Le Magazine Littéraire (mai 2005, p. 88)

 

Si les stoïciens sont demeurés célèbres pour avoir professé l'indifférence face aux malheurs de la vie, la parution de l'Œuvre philosophique de Chrysippe permet de découvrir un aspect plus méconnu du stoïcisme: la rigueur logique et la connaissance de la nature.

 

Chrysippe, le logicien du stoïcisme

par Thomas Bénatouïl

 

Il se disait dans l'Antiquité que "s'il n'y avait pas eu Chrysippe, il n'y aurait pas eu de stoïcisme". Né vers 280 avant Jésus-Christ à Soli (sur la côte sud de l'actuelle Turquie), Chrysippe n'est pourtant pas à l'origine de cette école philosophique. C'est Zénon de Kition (à Chypre) qui la fonde vers 301 à Athènes: l'histoire veut qu'il ait assisté à la lecture d'un texte sur Socrate et que son admiration pour ce dernier l'ait conduit à se convertir à la philosophie. Les stoïciens sont demeurés fameux pour leur apologie de l'inflexibilité face aux malheurs, mais l'originalité de leur philosophie est qu'ils fondaient cette rigueur morale sur la rigueur logique et sur la connaissance de la Nature. Or, si les parties éthiques et physiques du stoïcisme furent largement élaborées par les deux premiers chefs de l'école, Zénon et Cléanthe, il revient à Chrysippe - assurément le plus grand logicien de l'Antiquité avec Aristote - d'avoir développé sa partie logique et d'avoir grâce à elle systématisé l'ensemble de la doctrine stoïcienne. Dans cette entreprise de défense de son école contre ses rivales sceptique ou épicurienne, Chrysippe a écrit un très grand nombre d'ouvrages, qui sont cependant tous perdus. Nous ne connaissons donc la doctrine stoïcienne que par des citations ou des témoignages de divers auteurs grecs ou latins postérieurs qui la résument, la défendent ou la critiquent.

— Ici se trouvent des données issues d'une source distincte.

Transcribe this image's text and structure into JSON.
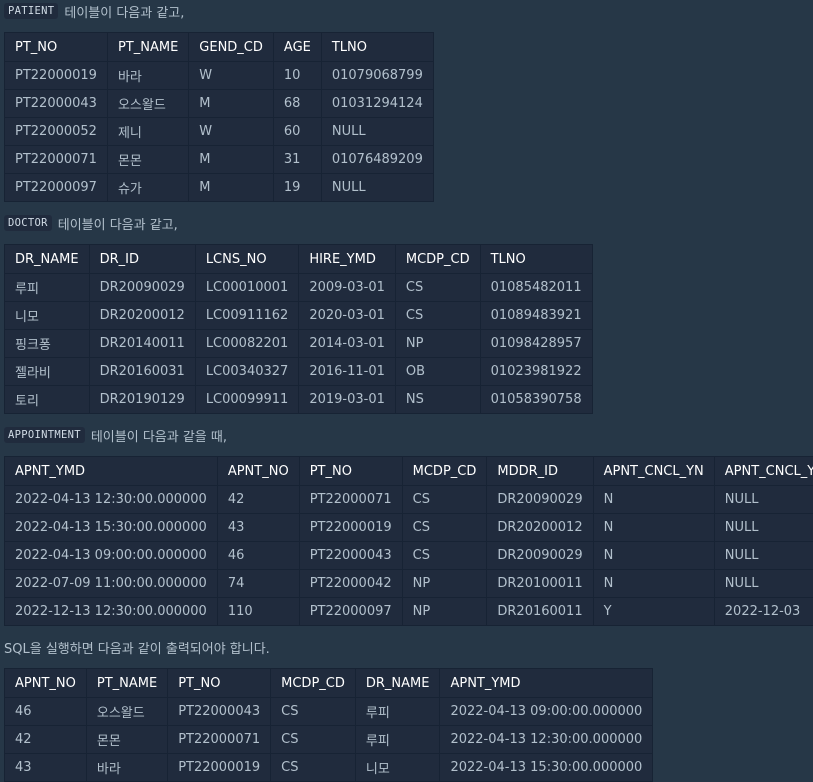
{
  "patient_label": "PATIENT",
  "patient_text": "테이블이 다음과 같고,",
  "patient_table": {
    "headers": [
      "PT_NO",
      "PT_NAME",
      "GEND_CD",
      "AGE",
      "TLNO"
    ],
    "rows": [
      [
        "PT22000019",
        "바라",
        "W",
        "10",
        "01079068799"
      ],
      [
        "PT22000043",
        "오스왈드",
        "M",
        "68",
        "01031294124"
      ],
      [
        "PT22000052",
        "제니",
        "W",
        "60",
        "NULL"
      ],
      [
        "PT22000071",
        "몬몬",
        "M",
        "31",
        "01076489209"
      ],
      [
        "PT22000097",
        "슈가",
        "M",
        "19",
        "NULL"
      ]
    ]
  },
  "doctor_label": "DOCTOR",
  "doctor_text": "테이블이 다음과 같고,",
  "doctor_table": {
    "headers": [
      "DR_NAME",
      "DR_ID",
      "LCNS_NO",
      "HIRE_YMD",
      "MCDP_CD",
      "TLNO"
    ],
    "rows": [
      [
        "루피",
        "DR20090029",
        "LC00010001",
        "2009-03-01",
        "CS",
        "01085482011"
      ],
      [
        "니모",
        "DR20200012",
        "LC00911162",
        "2020-03-01",
        "CS",
        "01089483921"
      ],
      [
        "핑크퐁",
        "DR20140011",
        "LC00082201",
        "2014-03-01",
        "NP",
        "01098428957"
      ],
      [
        "젤라비",
        "DR20160031",
        "LC00340327",
        "2016-11-01",
        "OB",
        "01023981922"
      ],
      [
        "토리",
        "DR20190129",
        "LC00099911",
        "2019-03-01",
        "NS",
        "01058390758"
      ]
    ]
  },
  "appointment_label": "APPOINTMENT",
  "appointment_text": "테이블이 다음과 같을 때,",
  "appointment_table": {
    "headers": [
      "APNT_YMD",
      "APNT_NO",
      "PT_NO",
      "MCDP_CD",
      "MDDR_ID",
      "APNT_CNCL_YN",
      "APNT_CNCL_YMD"
    ],
    "rows": [
      [
        "2022-04-13 12:30:00.000000",
        "42",
        "PT22000071",
        "CS",
        "DR20090029",
        "N",
        "NULL"
      ],
      [
        "2022-04-13 15:30:00.000000",
        "43",
        "PT22000019",
        "CS",
        "DR20200012",
        "N",
        "NULL"
      ],
      [
        "2022-04-13 09:00:00.000000",
        "46",
        "PT22000043",
        "CS",
        "DR20090029",
        "N",
        "NULL"
      ],
      [
        "2022-07-09 11:00:00.000000",
        "74",
        "PT22000042",
        "NP",
        "DR20100011",
        "N",
        "NULL"
      ],
      [
        "2022-12-13 12:30:00.000000",
        "110",
        "PT22000097",
        "NP",
        "DR20160011",
        "Y",
        "2022-12-03"
      ]
    ]
  },
  "result_text": "SQL을 실행하면 다음과 같이 출력되어야 합니다.",
  "result_table": {
    "headers": [
      "APNT_NO",
      "PT_NAME",
      "PT_NO",
      "MCDP_CD",
      "DR_NAME",
      "APNT_YMD"
    ],
    "rows": [
      [
        "46",
        "오스왈드",
        "PT22000043",
        "CS",
        "루피",
        "2022-04-13 09:00:00.000000"
      ],
      [
        "42",
        "몬몬",
        "PT22000071",
        "CS",
        "루피",
        "2022-04-13 12:30:00.000000"
      ],
      [
        "43",
        "바라",
        "PT22000019",
        "CS",
        "니모",
        "2022-04-13 15:30:00.000000"
      ]
    ]
  }
}
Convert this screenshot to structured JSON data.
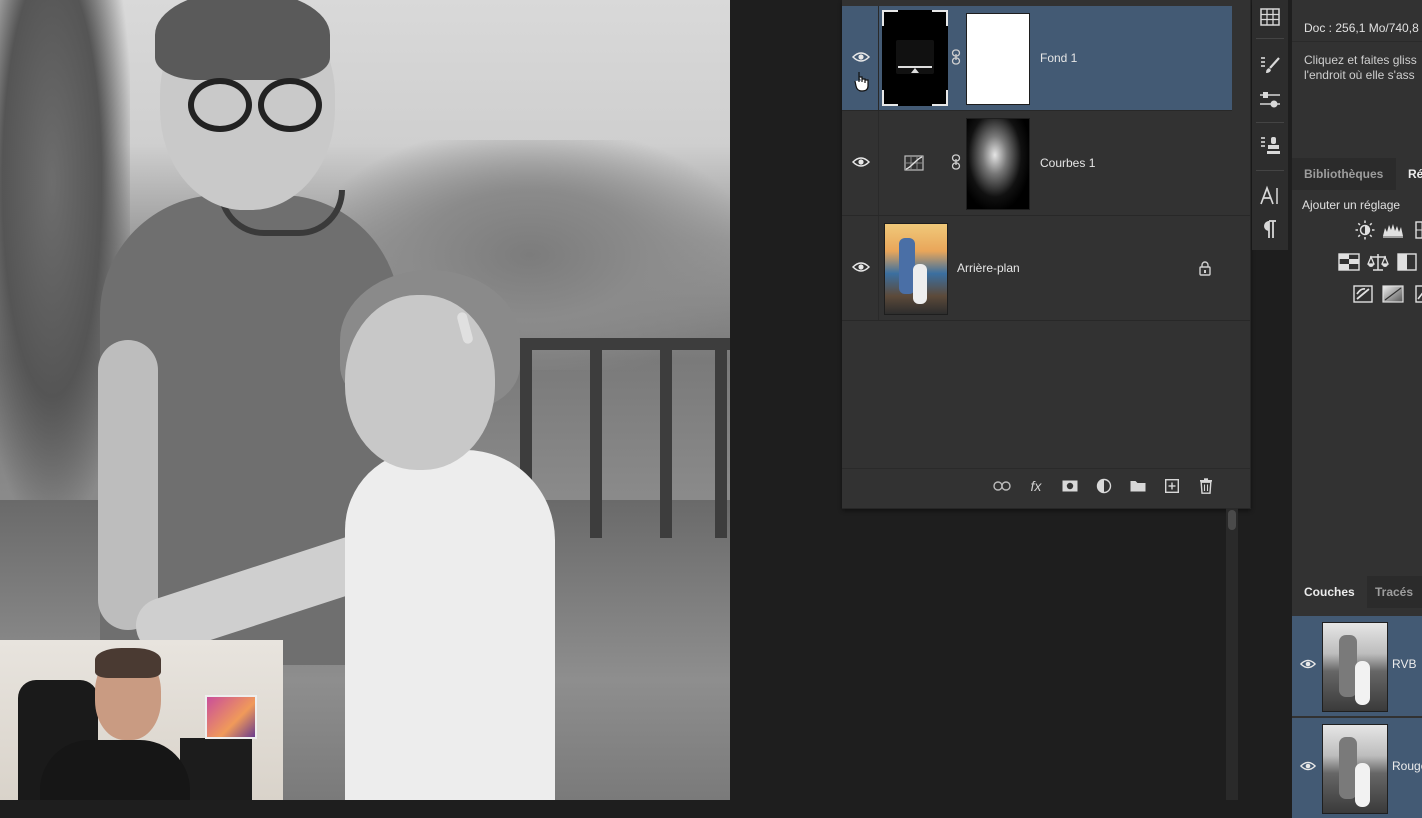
{
  "layers_panel": {
    "layers": [
      {
        "name": "Fond 1",
        "selected": true,
        "kind": "solid-color-fill",
        "mask": "white"
      },
      {
        "name": "Courbes 1",
        "selected": false,
        "kind": "curves-adjustment",
        "mask": "silhouette"
      },
      {
        "name": "Arrière-plan",
        "selected": false,
        "kind": "background-photo",
        "locked": true
      }
    ],
    "footer_icons": [
      "link-icon",
      "fx-icon",
      "mask-icon",
      "adjustment-icon",
      "folder-icon",
      "new-layer-icon",
      "trash-icon"
    ],
    "fx_label": "fx"
  },
  "tool_strip": {
    "icons": [
      "table-icon",
      "brush-preset-icon",
      "adjust-sliders-icon",
      "clone-source-icon",
      "character-icon",
      "paragraph-icon"
    ]
  },
  "info_panel": {
    "doc": "Doc : 256,1 Mo/740,8",
    "hint": "Cliquez et faites gliss\nl'endroit où elle s'ass"
  },
  "libraries_tabs": {
    "tabs": [
      "Bibliothèques",
      "Ré"
    ],
    "active_index": 1
  },
  "adjustments": {
    "title": "Ajouter un réglage",
    "icons": [
      "brightness-icon",
      "levels-icon",
      "curves-icon",
      "exposure-icon",
      "color-balance-icon",
      "bw-icon",
      "invert-icon",
      "gradient-map-icon",
      "selective-color-icon"
    ]
  },
  "channels_tabs": {
    "tabs": [
      "Couches",
      "Tracés"
    ],
    "active_index": 0
  },
  "channels": [
    {
      "name": "RVB"
    },
    {
      "name": "Rouge"
    }
  ],
  "colors": {
    "selection": "#435a74",
    "panel": "#323232",
    "background": "#1e1e1e"
  }
}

Ces nombreux textes sur la vie et les idées des premiers stoïciens on été systématiquement réunis en trois volumes par le philologue allemand Arnim en 1905. L'ouvrage bilingue de Richard Dufour est non seulement une actualisation complète du deuxième volume d'Arnim (certains textes ont été enlevés, d'autres ajoutés, d'autres déplacés) mais surtout une traduction de celui-ci, qui met à la portée de tous des textes jusqu'ici difficiles d'accès (même si on disposait déjà de l'excellente sélection de textes commentés d'A. Long et D. Sedley, Les Philosophes hellénistiques, II: les stoïciens, GF-Flammarion). À l'instar de celui d'Arnim, le recueil de R. Dufour concerne à la fois Chrysippe et le stoïcisme en général (un très grand nombre de témoignages ne se réfèrent à aucun stoïcien en particulier). Cette Œuvre philosophique ne couvre toutefois pas l'ensemble des témoignages sur Chrysippe et le stoïcisme, puisqu'il ne réunit que ceux qui ont trait à la logique et à la physique, laissant entièrement de côté l'éthique.

Rien donc sur la fameuse vertu stoïcienne ou la théorie des passions, mais absolument tout sur des doctrines aussi importantes, concernant en particulier nos capacités de connaissance, l'analyse de la signification et des démonstrations, l'ontologie stoïcienne, la nature du monde et de l'âme, le destin, la providence et les dieux. Les textes sont regroupés en chapitres thématiques, ouverts chacun par une notice présentant la spécificité des thèses stoïciennes de manière plus précise que l'introduction générale, qui fournit un résumé de la physique et de la logique stoïciennes. En outre, plusieurs index permettent de naviguer dans cet océan de textes tour à tour amples ou réduits à quelques lignes, limpides ou énigmatiques, minutieux ou grandioses, mais laissant tous apercevoir une facette du premier véritable système de l'histoire de la philosophie.

On abordera donc ces deux "pavés" chrysippéens comme un immense musée où l'on prendra plaisir à se perdre, ou comme un puzzle dont on cherchera à relever les innombrables défis. Cette parution suscitera ainsi peut-être quelque chose comme une renaissance du stoïcisme, et l'on pourra à nouveau vérifier que "s'il n'y avait pas eu Chrysippe, il n'y aurait pas eu de stoïcisme".